One potential concern about GDF15 is that it acts on the vomit-inducing center of the brain. Janssen researchers noted no signs of nausea, uneasiness, or vomiting when GDF15 was given to monkeys. But Richard Palmiter, a neuroscientist who studies the regulation of appetite at the University of Washington in Seattle, says, “Since you can’t ask animals how they feel, there is a risk that this drug would make people feel sick rather than satiated.”
So far, Jørgensen says his team hasn’t noticed any side effects from GDF15, which can occur when a drug binds multiple targets, or when a receptor is found throughout the body. So far, GDF15 seems selective to GFRAL, which itself is highly localized to two small brain regions. He adds that Novo Nordisk is tweaking GDF15, ideally to exert a stronger and longer-lasting effect. This modified form of the protein is what will likely be tested in human clinical trials, whenever they occur: All three companies are hush-hush on time frames. Jørgensen anticipates a GDF15-based drug would be most effective in combination with existing or future obesity treatments.

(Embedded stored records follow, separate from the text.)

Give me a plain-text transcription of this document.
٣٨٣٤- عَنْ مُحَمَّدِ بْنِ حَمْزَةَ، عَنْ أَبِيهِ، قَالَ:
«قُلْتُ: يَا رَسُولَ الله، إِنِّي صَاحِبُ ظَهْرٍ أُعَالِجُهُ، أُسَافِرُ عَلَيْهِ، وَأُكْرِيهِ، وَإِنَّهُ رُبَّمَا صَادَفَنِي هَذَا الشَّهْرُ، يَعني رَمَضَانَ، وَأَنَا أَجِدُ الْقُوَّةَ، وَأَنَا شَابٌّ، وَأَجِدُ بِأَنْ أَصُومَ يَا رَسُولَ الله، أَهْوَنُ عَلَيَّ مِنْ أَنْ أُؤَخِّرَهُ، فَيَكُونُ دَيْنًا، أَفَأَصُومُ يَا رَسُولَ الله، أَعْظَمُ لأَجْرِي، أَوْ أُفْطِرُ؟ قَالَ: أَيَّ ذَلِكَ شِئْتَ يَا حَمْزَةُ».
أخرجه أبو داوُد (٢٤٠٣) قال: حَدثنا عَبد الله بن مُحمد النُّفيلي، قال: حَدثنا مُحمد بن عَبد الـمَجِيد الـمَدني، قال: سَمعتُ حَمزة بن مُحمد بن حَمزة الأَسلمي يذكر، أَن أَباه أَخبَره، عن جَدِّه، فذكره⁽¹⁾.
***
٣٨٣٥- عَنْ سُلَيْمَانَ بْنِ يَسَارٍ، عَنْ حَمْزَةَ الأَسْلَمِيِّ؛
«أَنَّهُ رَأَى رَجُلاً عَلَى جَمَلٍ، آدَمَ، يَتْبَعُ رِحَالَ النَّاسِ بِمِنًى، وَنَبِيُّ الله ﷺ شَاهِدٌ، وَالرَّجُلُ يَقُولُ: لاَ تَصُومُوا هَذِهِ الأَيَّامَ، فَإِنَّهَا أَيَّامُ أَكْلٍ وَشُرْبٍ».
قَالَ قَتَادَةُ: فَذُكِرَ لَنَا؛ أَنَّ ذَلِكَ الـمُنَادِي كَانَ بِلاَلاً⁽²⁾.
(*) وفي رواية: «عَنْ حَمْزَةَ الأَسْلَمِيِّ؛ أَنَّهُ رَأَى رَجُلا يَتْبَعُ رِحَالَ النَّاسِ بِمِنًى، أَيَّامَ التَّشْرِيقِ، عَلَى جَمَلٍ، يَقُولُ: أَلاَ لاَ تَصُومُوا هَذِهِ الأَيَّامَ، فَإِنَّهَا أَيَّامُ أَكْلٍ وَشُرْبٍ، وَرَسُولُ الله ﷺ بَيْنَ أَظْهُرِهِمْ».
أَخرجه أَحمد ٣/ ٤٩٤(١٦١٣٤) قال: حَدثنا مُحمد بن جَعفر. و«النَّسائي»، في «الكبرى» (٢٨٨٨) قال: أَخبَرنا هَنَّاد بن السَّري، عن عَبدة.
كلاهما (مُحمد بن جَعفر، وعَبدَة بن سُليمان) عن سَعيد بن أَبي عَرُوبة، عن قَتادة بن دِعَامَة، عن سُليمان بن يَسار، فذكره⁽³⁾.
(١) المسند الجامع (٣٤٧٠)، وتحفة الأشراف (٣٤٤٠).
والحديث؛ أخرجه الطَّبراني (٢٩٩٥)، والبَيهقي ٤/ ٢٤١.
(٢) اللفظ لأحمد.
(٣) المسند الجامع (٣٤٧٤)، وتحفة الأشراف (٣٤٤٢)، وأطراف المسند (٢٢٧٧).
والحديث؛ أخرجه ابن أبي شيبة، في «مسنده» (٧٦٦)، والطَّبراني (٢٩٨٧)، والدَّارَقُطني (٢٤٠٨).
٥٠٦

W. Scott Butsch, an obesity medicine physician at Massachusetts General Hospital in Boston, agrees. (Butsch is part of Novo Nordisk’s clinician’s advisory board, but was not involved nor aware of its research on GDF15.) “Obesity is a complex disease with no one-size-fits-all treatment. Combination therapy is the future,” he says. For instance, GDF15, which dampens appetite, could be used additively or synergistically with another drug that boosts metabolism. “We’ve moved beyond thinking that one drug will win the jackpot and cure everyone’s obesity.”